Hepatitis C is an infection caused by the virus (HCV) discovered in the late 1980s. It is a silent disease that at first does not produce symptoms and can take years until its detection. Currently, 160 million people worldwide are infected with the hepatitis C virus. In Argentina, approximately 600,000 people are infected (two out of every hundred) and do not know it. Unlike Hepatitis A and B there is no vaccine. Transmission is via the bloodstream and infrequent through sex* (injectable drugs, piercings, transfusions, dialysis, health personnel, etc.). It is the leading cause of liver cirrhosis and Hepatic carcinoma, therefore it is the leading cause of liver transplantation. It is important to reach the early diagnosis so that within routine studies the primary care physician and the clinician should request anti-hepatitis C antibodies in the routine analysis, especially if the hepatogram shows some slight alteration or liver discomfort and not Repeat in one or two months. Until a few years ago the treatment was limited to Interferon (IFN) combined with Ribavirin (RBV) and reached 50-75% cure, without specific antiviral action, difficult tolerance and variable response. Drugs already approved and those in advanced countries of research mean a real therapeutic revolution. They are more tolerated, more effective and with shorter duration of treatment. With new scientific advances, it was possible to develop the virus by cultivating it, knowing the life cycle, action of its genes, structure of its proteins and drugs of direct AV action (DAA). The use of these drugs and those that are in process promise a cure of 95-100% as intended by WHO as a global goal to eliminate Hepatitis C in 2030.

Clinical Case

A 48-year-old male patient with hemophilia reports that at age 33 after a severe traffic accident, he must be admitted to intensive care where he receives several blood transfusions.
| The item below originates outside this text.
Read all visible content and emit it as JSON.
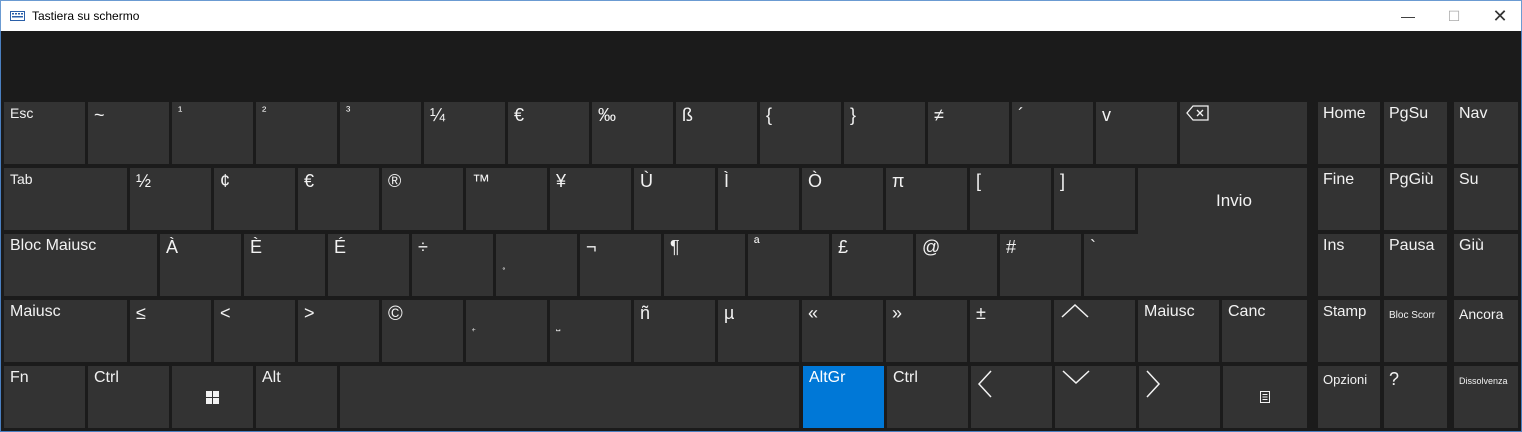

In 2003 he was diagnosed with chronic hepatitis C. He is referred to hepatology where he is asked for viral load and liver biopsy. Chronic hepatitis C virus (HCV) and stage II fibrosis are diagnosed. He received treatment with Interferon (IFN) and Ribavirin (RBV) for 48 weeks with good tolerance. It was negativized during the treatment but was positivized at 6 months. He started treatment with new drugs in search of new results.

Conclusion

Hepatitis C is a usually late diagnosis disease because it usually does not give symptomatology and also unlike hepatitis A and B there is no preventive vaccine treatment. It is therefore considered a chronic and silent disease. Until a few years ago there was no specific treatment. Thanks to the scientific advances, we now have new drugs and others in study that promise healing. It is important to take into account the forms of transmission and nontransmission and early diagnosis. Therefore, it is important that general practitioners and primary care physicians should be aware of this disease as it is the leading cause of hepatic cirrhosis and Hepatic carcinoma, being the first cause of liver transplantation. The new medication, very promising, is also very expensive. State support will be needed to eliminate this scourge and to reach all socioeconomic environments with the impact requested by the World Health Organization by 2030.